Читаем Lives of the Stoics: The Art of Living From Zeno to Marcus Aurelius полностью

Later, when due to the ravages of the plague and those endless wars, Rome’s treasury was exhausted, and Marcus Aurelius was once again faced with a choice of doing things the easy way or the hard way. He could have levied high taxes, he could have looted the provinces, he could have kicked the can down the road, running up bills his successors would have to deal with. Instead, Dio Cassius tells us, Marcus “took all the imperial ornaments to the Forum and sold them for gold. When the barbarian uprising had been put down, he returned the purchase price to those who voluntarily brought back the imperial possessions, but used no compulsion in the case of those who were unwilling to do so.” Even though as emperor he technically had unfettered control over Rome’s budget, he never acted as such. “As for us,” he once said to the Senate about his family, “we are so far from possessing anything of our own that even the house in which we live is yours.”

Finally, toward the end of his life, when Avidius Cassius, his most trusted general, turned on him, attempting a coup, Marcus Aurelius was faced with another test of all the things he believed when it came to honor, honesty, compassion, generosity, and dignity. He had every right to be angry.

Incredibly, Marcus decided the attempted coup was an opportunity. They could, he said to his soldiers, go out and “settle this affair well and show to all mankind there is a right way to deal even with civil wars.” It was a chance “to forgive a man who has wronged one, to remain a friend to one who has transgressed friendship, to continue faithful to one who has broken faith.” An assassin would soon enough take down Avidius, hoping almost certainly to impress himself to Marcus, and in the process revealing just how different a plane Marcus Aurelius was operating on. As Dio Cassius writes, Marcus “was so greatly grieved at the death of Cassius that he could not bring himself even to look at the severed head of his enemy, but before the murderers drew near gave orders that it should be buried.” He proceeded to treat each of Avidius’s collaborators with leniency, including several senators who had actively endorsed this attempted coup. “I implore you, the senate, to keep my reign unstained by the blood of any senator,” Marcus later appealed to those who wanted vengeance on his behalf. “May it never happen.”

His dictum in life and in leadership was simple and straightforward: “Do the right thing. The rest doesn’t matter.” No better expression or embodiment of Stoicism is found in his line (and his living of that line) than: “Waste no more time talking about what a good man is like. Be one.”

Yet there is, in studying Marcus’s life, an impression that he was somehow different, made of special stock that made his many difficult decisions easier.

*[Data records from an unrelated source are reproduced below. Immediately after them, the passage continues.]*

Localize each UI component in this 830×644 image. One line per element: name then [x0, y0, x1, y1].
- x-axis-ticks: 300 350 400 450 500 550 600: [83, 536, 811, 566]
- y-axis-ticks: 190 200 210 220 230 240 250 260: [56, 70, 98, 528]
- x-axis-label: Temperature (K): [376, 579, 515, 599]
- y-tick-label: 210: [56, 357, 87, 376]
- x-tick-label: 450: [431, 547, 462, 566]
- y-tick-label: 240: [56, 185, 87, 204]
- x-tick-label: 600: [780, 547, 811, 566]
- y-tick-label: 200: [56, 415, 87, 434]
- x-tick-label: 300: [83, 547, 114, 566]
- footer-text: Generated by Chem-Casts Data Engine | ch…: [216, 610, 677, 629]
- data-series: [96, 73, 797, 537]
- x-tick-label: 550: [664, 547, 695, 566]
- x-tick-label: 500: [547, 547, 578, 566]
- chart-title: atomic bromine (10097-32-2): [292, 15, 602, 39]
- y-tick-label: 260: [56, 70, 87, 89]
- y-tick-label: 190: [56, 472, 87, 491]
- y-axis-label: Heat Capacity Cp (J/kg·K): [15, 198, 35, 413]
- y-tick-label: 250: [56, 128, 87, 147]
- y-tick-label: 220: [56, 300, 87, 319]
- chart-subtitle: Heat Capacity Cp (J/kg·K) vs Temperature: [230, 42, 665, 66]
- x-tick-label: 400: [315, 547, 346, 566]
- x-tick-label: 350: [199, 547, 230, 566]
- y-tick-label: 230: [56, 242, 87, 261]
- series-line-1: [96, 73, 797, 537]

The common perception of Stoicism only compounds this—that somehow the Stoics were beyond pain, beyond material desire, beyond bodily desires.

But Marcus would not have accepted this explanation, for it sells short the training and the struggle he experienced as he worked to get better. “Alone of the emperors,” the historian Herodian would write of Marcus Aurelius, “he gave proof of his learning not by mere words or knowledge of philosophical doctrines but by his blameless character and temperate way of life.”

And underneath this learning and character, he was still a human being.

We know that Marcus Aurelius was brought to tears like one, that he felt the same pain and losses and frustrations that everyone feels. We’re told quite vividly by the Historia Augusta that Marcus wept when he was told that his favorite tutor had passed away. We know that he cried one day in court, when he was overseeing a case and the attorney mentioned the countless souls who perished in the plague still ravaging Rome.

We can imagine Marcus cried many other times. This was a man who was betrayed by one of his most trusted generals. This was a man who one day lost his wife of thirty-five years. This was a man who lost eight children, including all but one of his sons.

Marcus didn’t weep because he was weak. He didn’t weep because he was un-Stoic. He cried because he was human. Because these very painful experiences made him sad. “Neither philosophy nor empire,” Antoninus said sympathetically as he let his son sob, “takes away natural feeling.”

So Marcus Aurelius must have lost his temper on occasion, or he never would have had cause to write in his Meditations—which was never intended for publication—about the need to keep it under control. We know that he lusted, we know that he feared, we know that he fantasized about his rivals disappearing.